Let’s say that these kids do have their futures ruined, do you think that anyone else will think that doing something like this is okay and do it in the future?
I'm a big black-and-white thinker too, but come on, you gotta see the grey here. Something between a slap on the wrist and destroying someone's life. It's undoubtedly true that a soft approach to these issues breeds more neo Nazis. But it's also undoubtedly true that giving people leeway has given them the room to take a different path. Your instinct just draws you to focus on the former, and others to the latter.

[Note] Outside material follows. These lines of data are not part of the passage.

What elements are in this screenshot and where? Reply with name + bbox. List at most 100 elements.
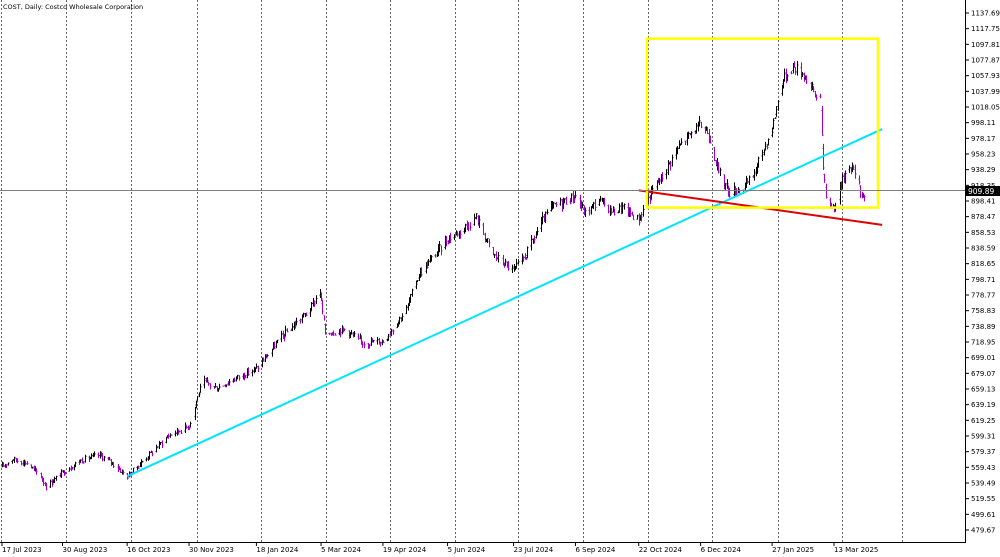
ohlc-bar [658, 178, 661, 186]
y-tick-label: 499.61 [971, 511, 996, 519]
ohlc-bar [174, 430, 177, 437]
ohlc-bar [398, 316, 401, 325]
ohlc-bar [440, 245, 443, 256]
ohlc-bar [700, 121, 703, 129]
ohlc-bar [632, 214, 635, 221]
ohlc-bar [717, 162, 720, 174]
ohlc-bar [456, 231, 459, 237]
ohlc-bar [623, 203, 626, 210]
ohlc-bar [844, 170, 847, 184]
ohlc-bar [728, 187, 731, 198]
ohlc-bar [552, 201, 555, 209]
y-tick-label: 778.77 [971, 292, 996, 300]
ohlc-bar [180, 429, 183, 435]
ohlc-bar [320, 292, 323, 302]
y-tick-label: 1018.05 [971, 104, 1000, 112]
price-bars [1, 61, 866, 491]
y-tick-label: 519.55 [971, 495, 996, 503]
ohlc-bar [209, 383, 212, 390]
y-tick-label: 1037.99 [971, 88, 1000, 96]
ohlc-bar [148, 451, 151, 460]
ohlc-bar [805, 75, 808, 85]
ohlc-bar [361, 341, 364, 348]
y-tick-label: 998.11 [971, 119, 996, 127]
ohlc-bar [426, 260, 429, 269]
ohlc-bar [199, 383, 202, 393]
x-tick-label: 13 Mar 2025 [834, 546, 878, 554]
ohlc-bar [405, 305, 408, 315]
ohlc-bar [184, 422, 187, 433]
ohlc-bar [273, 341, 276, 350]
y-tick-label: 699.01 [971, 354, 996, 362]
ohlc-bar [251, 369, 254, 377]
ohlc-bar [618, 203, 621, 213]
ohlc-bar [430, 255, 433, 262]
x-tick-label: 17 Jul 2023 [2, 546, 42, 554]
x-tick-label: 16 Oct 2023 [127, 546, 170, 554]
ohlc-bar [228, 378, 231, 386]
ohlc-bar [284, 325, 287, 337]
ohlc-bar [609, 205, 612, 217]
ohlc-bar [302, 312, 305, 318]
y-tick-label: 718.95 [971, 339, 996, 347]
ohlc-bar [724, 182, 727, 190]
x-tick-label: 5 Mar 2024 [321, 546, 361, 554]
ohlc-bar [321, 299, 324, 315]
ohlc-bar [607, 204, 610, 214]
ohlc-bar [790, 71, 793, 75]
ohlc-bar [852, 165, 855, 170]
ohlc-bar [5, 464, 8, 469]
ohlc-bar [709, 135, 712, 144]
ohlc-bar [671, 154, 674, 167]
y-tick-label: 559.43 [971, 464, 996, 472]
x-tick-label: 19 Apr 2024 [383, 546, 427, 554]
x-tick-label: 18 Jan 2024 [256, 546, 299, 554]
ohlc-bar [122, 470, 125, 475]
ohlc-bar [79, 459, 82, 463]
ohlc-bar [266, 354, 269, 358]
ohlc-bar [416, 280, 419, 283]
ohlc-bar [504, 258, 507, 266]
ohlc-bar [610, 207, 613, 215]
ohlc-bar [486, 238, 489, 244]
ohlc-bar [771, 127, 774, 138]
ohlc-bar [255, 363, 258, 369]
y-tick-label: 958.23 [971, 151, 996, 159]
ohlc-bar [493, 254, 496, 258]
ohlc-bar [363, 341, 366, 349]
ohlc-bar [544, 211, 547, 224]
ohlc-bar [775, 106, 778, 117]
ohlc-bar [603, 197, 606, 207]
ohlc-bar [350, 329, 353, 335]
ohlc-bar [592, 201, 595, 210]
ohlc-bar [669, 160, 672, 171]
ohlc-bar [214, 382, 217, 388]
ohlc-bar [319, 289, 322, 299]
ohlc-bar [563, 198, 566, 204]
ohlc-bar [360, 335, 363, 345]
x-tick-label: 30 Aug 2023 [63, 546, 108, 554]
y-tick-label: 599.31 [971, 433, 996, 441]
ohlc-bar [112, 462, 115, 469]
ohlc-bar [687, 131, 690, 139]
ohlc-bar [588, 206, 591, 216]
y-tick-label: 738.89 [971, 323, 996, 331]
ohlc-bar [176, 427, 179, 436]
x-axis: 17 Jul 2023 30 Aug 2023 16 Oct 2023 30 Nov … [1, 542, 878, 554]
ohlc-bar [507, 260, 510, 271]
ohlc-bar [323, 315, 326, 321]
x-tick-label: 6 Dec 2024 [701, 546, 742, 554]
ohlc-bar [453, 234, 456, 241]
ohlc-bar [613, 208, 616, 216]
ohlc-bar [42, 477, 45, 486]
ohlc-bar [392, 329, 395, 335]
ohlc-bar [649, 194, 652, 205]
ohlc-bar [2, 462, 5, 467]
ohlc-bar [286, 328, 289, 333]
ohlc-bar [858, 175, 861, 185]
ohlc-bar [20, 460, 23, 466]
x-tick-label: 30 Nov 2023 [189, 546, 234, 554]
ohlc-bar [661, 172, 664, 182]
highlight-box [645, 37, 880, 209]
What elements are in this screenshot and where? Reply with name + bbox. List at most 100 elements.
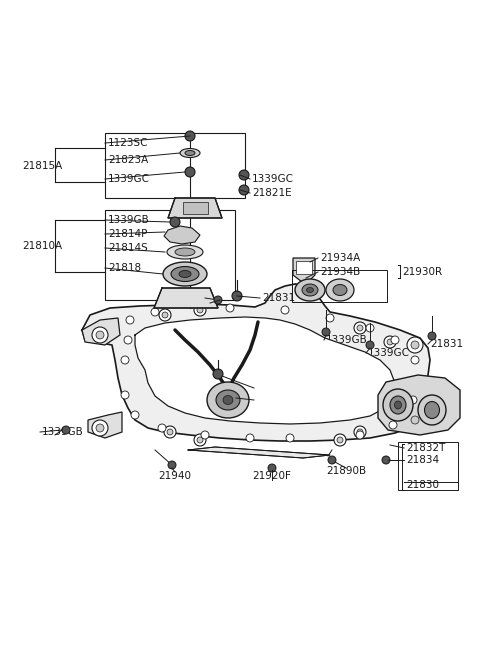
Text: 21832T: 21832T [406, 443, 445, 453]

I totally relate to the "what's the alternative". Freedom of speech has loads of amazing benefits which we're right to fear losing if people chip away at it. But some of the adverse effects of freedom of speech really puzzle me. Instinctively you just feel like some ideas shouldn't allow for that breadth of opinion.
How on earth people still celebrate the darkest parts of Nazism is beyond me. It's not even like it's a long time ago. I absolutely cannot relate to that person. But any solution we take comes with it a own downsides and we're really bad at predicting the outcomes of significant societal change.
I was tagged as a bully when I was at school for a brief period of time. If you had a snapshot of that time you might think of me as a harmful part of society. The context around that is really complicated for me to describe.
Essentially there was one person who tried to befriend me in my first year of secondary school. I didn't like her, we just weren't similar people, and she tried even harder to befriend me. It felt like pestering. The class dickhead gave her a mean nickname at some point, and I used it a few times. Of course very little of this was conscious at the time - I was an 11 year old idiot vulnerable to all sorts of environmental pressures. It never went beyond that but it was rightfully classed as bullying.
That brought on an intervention from the school and my parents, and their careful guidance in the right direction did me a lot of good. And I'm a productive and considerate member of society now, as is she. I dont know what would've happened if it went in the other direction. Resentment definitely comes to mind.
That doesn't mean you shouldn't think of me as a dick in that moment. I'd slap my young self silly at that stage. But I'd also give some advice for how to live a better life. I certainly don't think one moment should define me, or anyone. It's easy to dehumanise strangers when you have no context.